Nella primavera del 1962, chiusa sul 18-62 la loro prima stagione NBA, gli Chicago Zephyrs avevano la prima scelta al draft. Fra le stelle del college disponibili c’erano i futuri fuoriclasse nei pro Zelmo Beaty, Dave DeBusschere e John Havlicek. Ma con la primissima pick, il coach di Chicago Jack McMahon selezionò Billy “the Hill” McGill.
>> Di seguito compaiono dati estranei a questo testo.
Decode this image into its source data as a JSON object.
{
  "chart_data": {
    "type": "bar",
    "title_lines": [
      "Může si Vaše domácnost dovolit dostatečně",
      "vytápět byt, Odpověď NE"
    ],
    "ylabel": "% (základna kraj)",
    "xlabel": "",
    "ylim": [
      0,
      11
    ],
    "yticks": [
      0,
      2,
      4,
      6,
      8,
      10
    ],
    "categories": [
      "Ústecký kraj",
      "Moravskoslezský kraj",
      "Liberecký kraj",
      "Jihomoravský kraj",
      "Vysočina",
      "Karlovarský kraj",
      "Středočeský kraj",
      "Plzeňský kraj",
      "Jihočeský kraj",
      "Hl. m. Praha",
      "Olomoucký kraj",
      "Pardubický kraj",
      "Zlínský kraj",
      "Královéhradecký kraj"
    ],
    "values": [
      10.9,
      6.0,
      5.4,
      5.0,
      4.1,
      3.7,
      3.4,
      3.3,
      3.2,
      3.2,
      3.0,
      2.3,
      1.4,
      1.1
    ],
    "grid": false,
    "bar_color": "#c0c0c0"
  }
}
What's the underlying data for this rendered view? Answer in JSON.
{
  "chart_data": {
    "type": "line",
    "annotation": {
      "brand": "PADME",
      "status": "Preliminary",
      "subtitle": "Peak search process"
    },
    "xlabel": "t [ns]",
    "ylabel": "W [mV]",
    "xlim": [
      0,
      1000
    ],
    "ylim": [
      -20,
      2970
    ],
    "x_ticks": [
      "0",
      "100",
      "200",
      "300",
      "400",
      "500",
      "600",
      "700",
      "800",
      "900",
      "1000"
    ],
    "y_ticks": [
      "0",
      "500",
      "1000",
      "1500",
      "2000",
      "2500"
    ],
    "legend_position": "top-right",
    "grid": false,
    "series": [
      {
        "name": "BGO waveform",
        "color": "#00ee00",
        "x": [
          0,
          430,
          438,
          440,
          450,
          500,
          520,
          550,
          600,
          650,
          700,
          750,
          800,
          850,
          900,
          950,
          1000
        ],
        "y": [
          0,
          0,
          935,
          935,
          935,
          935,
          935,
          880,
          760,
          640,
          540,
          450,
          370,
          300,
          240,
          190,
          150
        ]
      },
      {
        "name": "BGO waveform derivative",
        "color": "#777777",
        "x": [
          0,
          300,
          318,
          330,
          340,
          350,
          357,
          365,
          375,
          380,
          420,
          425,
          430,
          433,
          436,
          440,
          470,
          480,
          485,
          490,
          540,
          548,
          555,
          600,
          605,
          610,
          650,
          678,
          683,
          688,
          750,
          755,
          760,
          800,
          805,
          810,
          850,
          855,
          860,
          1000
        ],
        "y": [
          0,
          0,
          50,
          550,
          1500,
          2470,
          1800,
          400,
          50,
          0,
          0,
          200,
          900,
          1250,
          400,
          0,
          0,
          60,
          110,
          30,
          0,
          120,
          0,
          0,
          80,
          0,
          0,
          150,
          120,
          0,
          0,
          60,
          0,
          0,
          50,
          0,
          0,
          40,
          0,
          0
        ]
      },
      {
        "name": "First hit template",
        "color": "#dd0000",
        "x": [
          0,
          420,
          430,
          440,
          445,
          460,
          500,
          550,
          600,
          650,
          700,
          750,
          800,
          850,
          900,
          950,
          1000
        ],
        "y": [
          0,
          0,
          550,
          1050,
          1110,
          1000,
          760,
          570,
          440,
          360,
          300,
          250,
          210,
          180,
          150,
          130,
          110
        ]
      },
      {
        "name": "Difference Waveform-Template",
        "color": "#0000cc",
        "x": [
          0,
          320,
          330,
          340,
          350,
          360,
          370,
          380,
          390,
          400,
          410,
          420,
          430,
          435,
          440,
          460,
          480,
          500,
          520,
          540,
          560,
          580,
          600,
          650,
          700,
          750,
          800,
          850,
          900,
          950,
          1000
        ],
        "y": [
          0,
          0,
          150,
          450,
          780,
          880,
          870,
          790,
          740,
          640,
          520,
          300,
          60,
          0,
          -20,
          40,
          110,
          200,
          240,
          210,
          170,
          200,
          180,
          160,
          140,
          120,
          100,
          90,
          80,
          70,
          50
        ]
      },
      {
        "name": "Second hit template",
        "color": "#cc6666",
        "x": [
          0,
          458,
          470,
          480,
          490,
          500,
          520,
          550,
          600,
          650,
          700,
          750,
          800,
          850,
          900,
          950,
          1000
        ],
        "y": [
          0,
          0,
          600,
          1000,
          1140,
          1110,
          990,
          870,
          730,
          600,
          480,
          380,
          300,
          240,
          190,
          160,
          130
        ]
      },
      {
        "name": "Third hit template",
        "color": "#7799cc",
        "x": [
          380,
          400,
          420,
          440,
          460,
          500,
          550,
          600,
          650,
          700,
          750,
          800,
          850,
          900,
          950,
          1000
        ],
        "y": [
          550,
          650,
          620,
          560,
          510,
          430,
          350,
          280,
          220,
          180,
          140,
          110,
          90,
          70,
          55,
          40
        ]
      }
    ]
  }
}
Centro di 2.04 uscito da Utah, McGill era stato capocannoniere a 38.8 punti di media, all’epoca la seconda di sempre a livello universitario. Cresciuto in un ghetto di Los Angeles, “Bill the Hill” – soprannome affibbiatogli in decima classe da un giornalista che vide una montagna di 2.02 sferrare conclusioni virtualmente inarrestabili, perché eseguite sopra la testa degli avversari – trascinò la Jefferson High School al titolo cittadino in tre dei suoi quattro anni di varsity.

McGill aveva un gancio in sospensione davvero eccezionale che faceva esplodere dalla linea di fondo e con la schiena rivolta verso il canestro, una sorta di antesignano dello sky-hook, il celeberrimo “gancio cielo” di Kareem Abdul-Jabbar. A Utah gli fu insegnato a tirare il più possibile, una tattica che dava i suoi frutti. Da junior, Billy guidò i suoi alle Final Four del Torneo NCAA.

Ma nei pro' la musica sarebbe stata diversa perché non avrebbe più potuto prendersi lui tutti i tiri della squadra.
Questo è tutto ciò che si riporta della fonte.